So there we were. We had managed to navigate Dulles, Istanbul International, and Franz Lizt Airport in Budapest. We had climbed Gellert Hill and lunched in a cafe on the top of Castle Hill in Budapest. We had bought toilet paper and a new/used European cellphone (to replace the piece of crap sold to us by Telestial which had stranded us at the airport without a way to call our rental car) in a city where we didn't speak a word of the local language. We had driven our rental car south into the famous Puzta, the westernmost vestige of the great Eurasian steppe, to see Hungarian czikos demonstrate their once-famous horsemanship (and gotten lost following Google directions in a small town in southern Hungary, and gotten directions from the locals without, may I remind you, speaking a word of Hungarian -- only this time, the locals didn't speak a word of English, either!). It was time for us to cross the border into Romania . . .
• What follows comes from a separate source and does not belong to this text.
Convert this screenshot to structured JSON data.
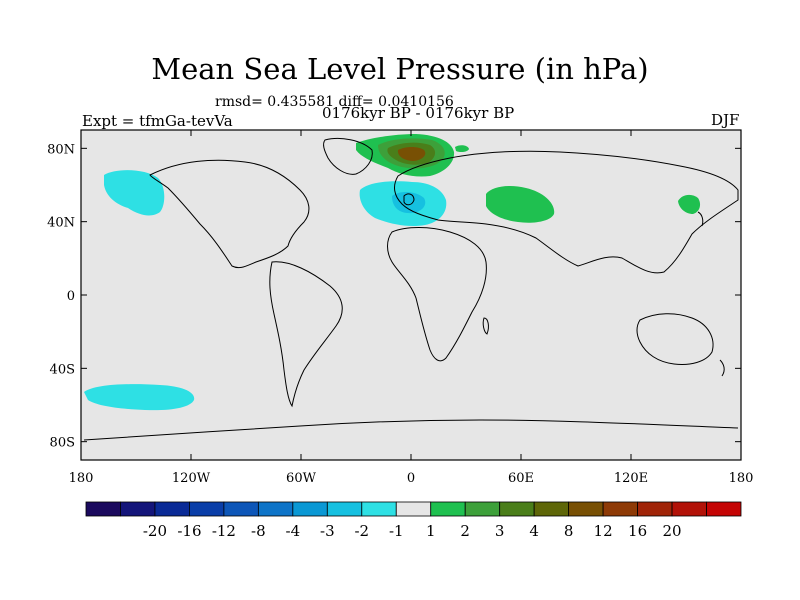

Yes, the stories are all true. While the main roads are paved, well-marked and signed, and relatively easy to get from Point A to Point B upon, you may at any turn find yourself pulling up hard behind the family horsecart or a flock of sheep. Beware the goats; that was the one hazard that nearly tripped up my race-car driving AutoWizard. Sheep will wander away from vehicles, if slowly. Goats may just decide to challenge you for ownership of the road.
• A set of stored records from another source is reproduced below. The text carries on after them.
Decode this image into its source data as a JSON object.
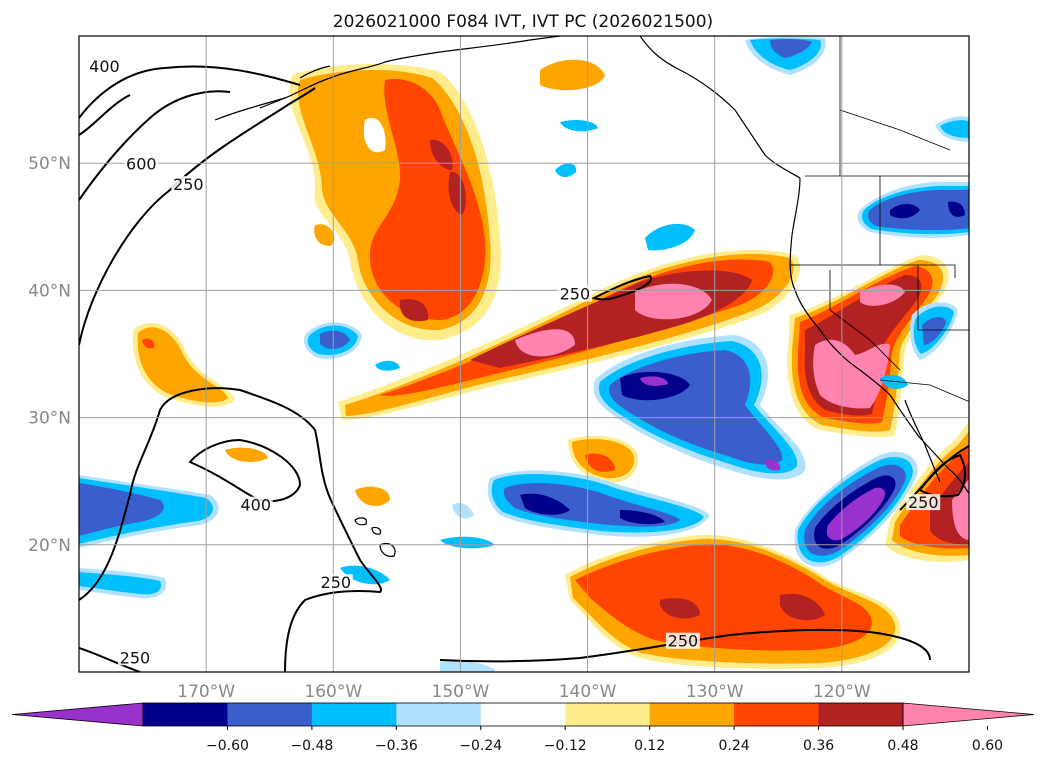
{
  "figure": {
    "title": "2026021000 F084 IVT, IVT PC (2026021500)"
  },
  "map": {
    "projection": "equirectangular",
    "lon_range": [
      -180,
      -110
    ],
    "lat_range": [
      10,
      60
    ],
    "lat_ticks": [
      {
        "value": 20,
        "label": "20°N"
      },
      {
        "value": 30,
        "label": "30°N"
      },
      {
        "value": 40,
        "label": "40°N"
      },
      {
        "value": 50,
        "label": "50°N"
      }
    ],
    "lon_ticks": [
      {
        "value": -170,
        "label": "170°W"
      },
      {
        "value": -160,
        "label": "160°W"
      },
      {
        "value": -150,
        "label": "150°W"
      },
      {
        "value": -140,
        "label": "140°W"
      },
      {
        "value": -130,
        "label": "130°W"
      },
      {
        "value": -120,
        "label": "120°W"
      }
    ],
    "contour_labels": [
      {
        "text": "400",
        "lon": -178,
        "lat": 57.5
      },
      {
        "text": "600",
        "lon": -175.1,
        "lat": 49.8
      },
      {
        "text": "250",
        "lon": -171.4,
        "lat": 48.2
      },
      {
        "text": "250",
        "lon": -141.0,
        "lat": 39.6
      },
      {
        "text": "400",
        "lon": -166.1,
        "lat": 23.0
      },
      {
        "text": "250",
        "lon": -159.8,
        "lat": 16.9
      },
      {
        "text": "250",
        "lon": -175.6,
        "lat": 11.0
      },
      {
        "text": "250",
        "lon": -132.5,
        "lat": 12.3
      },
      {
        "text": "250",
        "lon": -113.6,
        "lat": 23.2
      }
    ]
  },
  "colorbar": {
    "ticks": [
      "−0.60",
      "−0.48",
      "−0.36",
      "−0.24",
      "−0.12",
      "0.12",
      "0.24",
      "0.36",
      "0.48",
      "0.60"
    ],
    "colors": [
      "#9932cc",
      "#00008b",
      "#3a5fcd",
      "#00bfff",
      "#b0e2ff",
      "#ffffff",
      "#ffec8b",
      "#ffa500",
      "#ff4500",
      "#b22222",
      "#ff83af"
    ]
  }
}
Other than livestock in the middle of the road, you know you are in Romania when you see the churches.
Hungarian churches are designed on the German model, with the familiar square towers and steeples. Cross into Romania, however, and you begin to see Orthodox architecture. Towers may be round; columns and arches, or at least the illusion of arches, are typical, and they will usually incorporate domes, even if the dome is topped by a steeple. Up close, Orthodox churches are always topped by the Orthodox or Triple Cross. Unlike the Russian Orthodox crosses, these consist of three horizontal bars, with the middle being the largest.
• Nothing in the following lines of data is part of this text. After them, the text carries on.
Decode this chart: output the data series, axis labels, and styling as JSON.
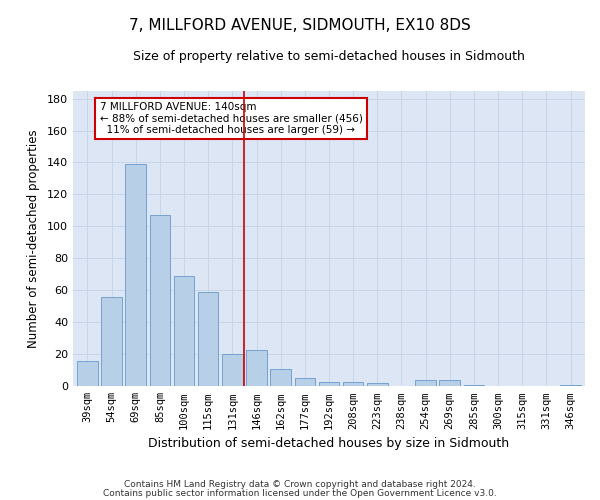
{
  "title": "7, MILLFORD AVENUE, SIDMOUTH, EX10 8DS",
  "subtitle": "Size of property relative to semi-detached houses in Sidmouth",
  "xlabel": "Distribution of semi-detached houses by size in Sidmouth",
  "ylabel": "Number of semi-detached properties",
  "categories": [
    "39sqm",
    "54sqm",
    "69sqm",
    "85sqm",
    "100sqm",
    "115sqm",
    "131sqm",
    "146sqm",
    "162sqm",
    "177sqm",
    "192sqm",
    "208sqm",
    "223sqm",
    "238sqm",
    "254sqm",
    "269sqm",
    "285sqm",
    "300sqm",
    "315sqm",
    "331sqm",
    "346sqm"
  ],
  "values": [
    16,
    56,
    139,
    107,
    69,
    59,
    20,
    23,
    11,
    5,
    3,
    3,
    2,
    0,
    4,
    4,
    1,
    0,
    0,
    0,
    1
  ],
  "bar_color": "#b8cfe8",
  "bar_edge_color": "#6699cc",
  "vline_x_index": 7,
  "vline_color": "#cc0000",
  "annotation_smaller_pct": "88%",
  "annotation_smaller_n": "456",
  "annotation_larger_pct": "11%",
  "annotation_larger_n": "59",
  "annotation_box_color": "#cc0000",
  "ylim": [
    0,
    185
  ],
  "yticks": [
    0,
    20,
    40,
    60,
    80,
    100,
    120,
    140,
    160,
    180
  ],
  "grid_color": "#c8d4e8",
  "bg_color": "#dce6f5",
  "footer1": "Contains HM Land Registry data © Crown copyright and database right 2024.",
  "footer2": "Contains public sector information licensed under the Open Government Licence v3.0."
}
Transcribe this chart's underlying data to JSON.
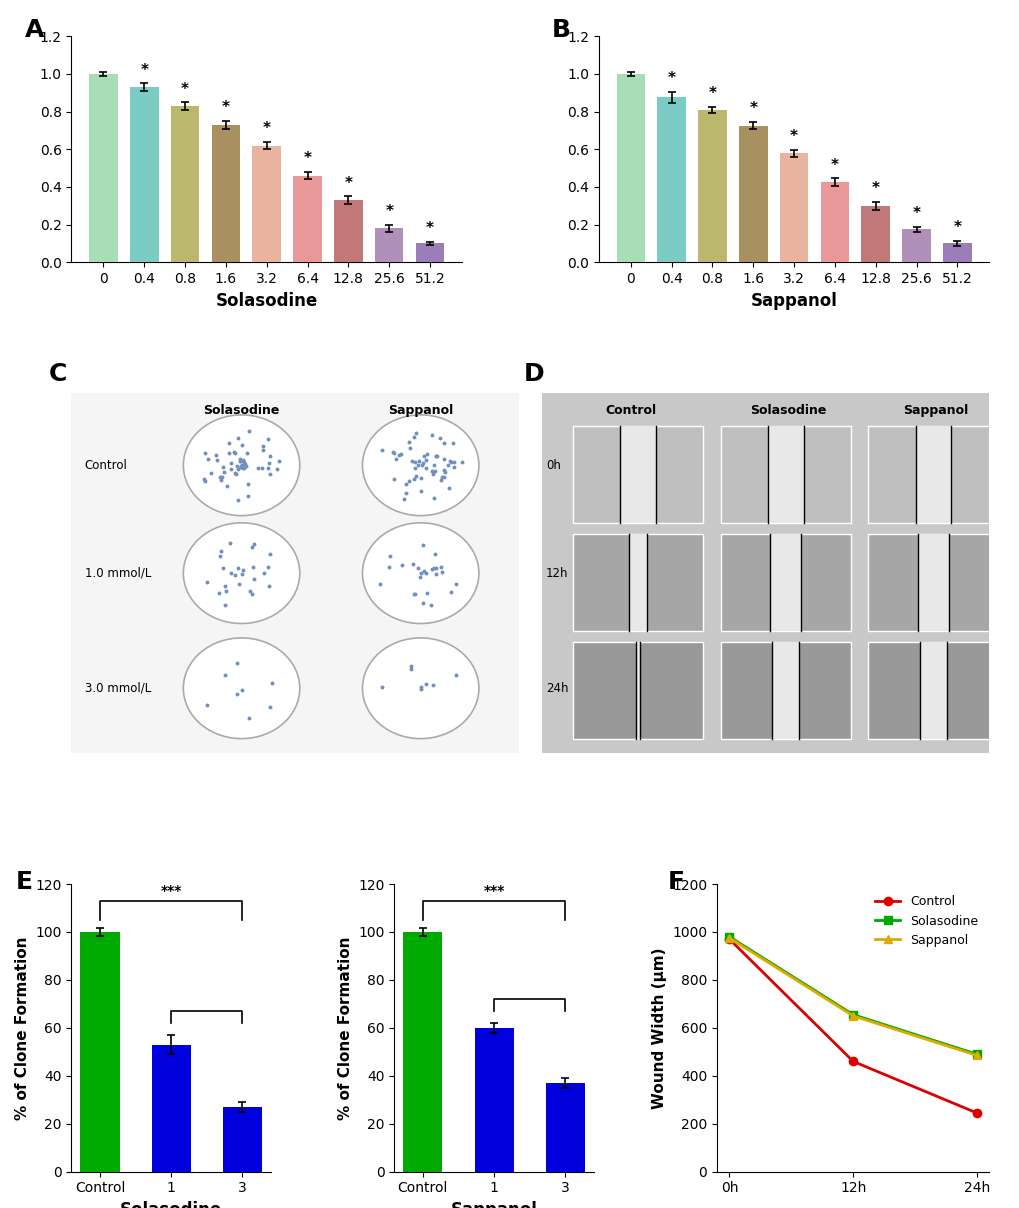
{
  "panel_A": {
    "categories": [
      "0",
      "0.4",
      "0.8",
      "1.6",
      "3.2",
      "6.4",
      "12.8",
      "25.6",
      "51.2"
    ],
    "values": [
      1.0,
      0.93,
      0.83,
      0.73,
      0.62,
      0.46,
      0.33,
      0.18,
      0.1
    ],
    "errors": [
      0.01,
      0.02,
      0.02,
      0.02,
      0.02,
      0.02,
      0.02,
      0.02,
      0.01
    ],
    "colors": [
      "#a8ddb5",
      "#7bccc4",
      "#bab86c",
      "#a89060",
      "#e8b4a0",
      "#e89898",
      "#c07878",
      "#b090b8",
      "#9b7db8"
    ],
    "xlabel": "Solasodine",
    "ylim": [
      0,
      1.2
    ],
    "yticks": [
      0.0,
      0.2,
      0.4,
      0.6,
      0.8,
      1.0,
      1.2
    ]
  },
  "panel_B": {
    "categories": [
      "0",
      "0.4",
      "0.8",
      "1.6",
      "3.2",
      "6.4",
      "12.8",
      "25.6",
      "51.2"
    ],
    "values": [
      1.0,
      0.875,
      0.81,
      0.725,
      0.578,
      0.425,
      0.3,
      0.175,
      0.1
    ],
    "errors": [
      0.01,
      0.03,
      0.015,
      0.02,
      0.02,
      0.02,
      0.02,
      0.015,
      0.015
    ],
    "colors": [
      "#a8ddb5",
      "#7bccc4",
      "#bab86c",
      "#a89060",
      "#e8b4a0",
      "#e89898",
      "#c07878",
      "#b090b8",
      "#9b7db8"
    ],
    "xlabel": "Sappanol",
    "ylim": [
      0,
      1.2
    ],
    "yticks": [
      0.0,
      0.2,
      0.4,
      0.6,
      0.8,
      1.0,
      1.2
    ]
  },
  "panel_E_sol": {
    "categories": [
      "Control",
      "1",
      "3"
    ],
    "values": [
      100,
      53,
      27
    ],
    "errors": [
      1.5,
      4,
      2
    ],
    "colors": [
      "#00aa00",
      "#0000dd",
      "#0000dd"
    ],
    "xlabel": "Solasodine",
    "ylabel": "% of Clone Formation",
    "ylim": [
      0,
      120
    ],
    "yticks": [
      0,
      20,
      40,
      60,
      80,
      100,
      120
    ]
  },
  "panel_E_sap": {
    "categories": [
      "Control",
      "1",
      "3"
    ],
    "values": [
      100,
      60,
      37
    ],
    "errors": [
      1.5,
      2,
      2
    ],
    "colors": [
      "#00aa00",
      "#0000dd",
      "#0000dd"
    ],
    "xlabel": "Sappanol",
    "ylabel": "% of Clone Formation",
    "ylim": [
      0,
      120
    ],
    "yticks": [
      0,
      20,
      40,
      60,
      80,
      100,
      120
    ]
  },
  "panel_F": {
    "timepoints": [
      "0h",
      "12h",
      "24h"
    ],
    "control": [
      970,
      460,
      245
    ],
    "solasodine": [
      980,
      655,
      490
    ],
    "sappanol": [
      975,
      650,
      485
    ],
    "control_color": "#dd0000",
    "solasodine_color": "#00aa00",
    "sappanol_color": "#ddaa00",
    "ylabel": "Wound Width (μm)",
    "ylim": [
      0,
      1200
    ],
    "yticks": [
      0,
      200,
      400,
      600,
      800,
      1000,
      1200
    ]
  },
  "panel_labels_fontsize": 18,
  "axis_fontsize": 11,
  "tick_fontsize": 10,
  "bg_color": "#ffffff"
}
Large cities in the plains immediately west of the Carpathians retain their Catholic cathedrals as well as Orthodox metropolitans and generous sprinklings of Lutheran, Calvinist, and Unitarian followers.
This church dates to the period when this region, known as the Banat, was firmly in not merely Hungarian, but Austro-Hungarian hands between the 18th and 20th centuries. It shows elements of the Secessionist architectural style in its colors and the line of the adjoining roofs. The Secessionist Movement was a loose confederation of young German artists in opposition to the dominant artistic institutions of the early 20th century. Powerful in nearby Vienna, it quickly caught on in Budapest and from there spread to other cosmopolitan centers in what was then Austria-Hungary. As a result, the western half of Romania (which was Hungarian until the Treaty of Trianon in 1921) is full of gorgeous Secessionist architecture.
And of course, more gorgeous churches. This is the Metropolitan, or episcopal cathedral, in Timisoara.
Note the round towers, and the truly conical rooftops. You'll see a lot of those later, when I post the pictures from the famous painted churches of Bukovina. This is quintessentially Romanian architecture. In Transylvania and the Banat, you find it side by side and cheek-to-jowl with traditional Hungarian, medieval German, and the monumental architecture of Imperial Austria-Hungary. Not to mention the ugly concrete relics of Communist rule, made amazingly lively by the simple addition of flowers trailing from every conceivable (and a few unbelievable) surfaces.
My little brother warned me before I left that I had been writing fantasy, not even historical fiction, and I shouldn't expect to find my fantasy kingdom waiting for me across the ocean. I fully expected that he was right, and wanted only to see for myself just how far wrong I was. It's true that much of Romania has indeed entered the 20th, if not the 21st century. We are quickly glossing over, for instance, our visit to Timisoara's Iulius Mall, proof positive that Eastern Europeans are far too eager to imitate the worst an American lifestyle has to offer. Still, one can only ask for so much. I didn't expect my timewarp to get me all the way to the 17th century. I was delighted to find that on the whole, I COULD get back to a very nice 1930. Which just happens to be about when my novels actually take place. This, I could live with, providing I could find a little more Chinese food.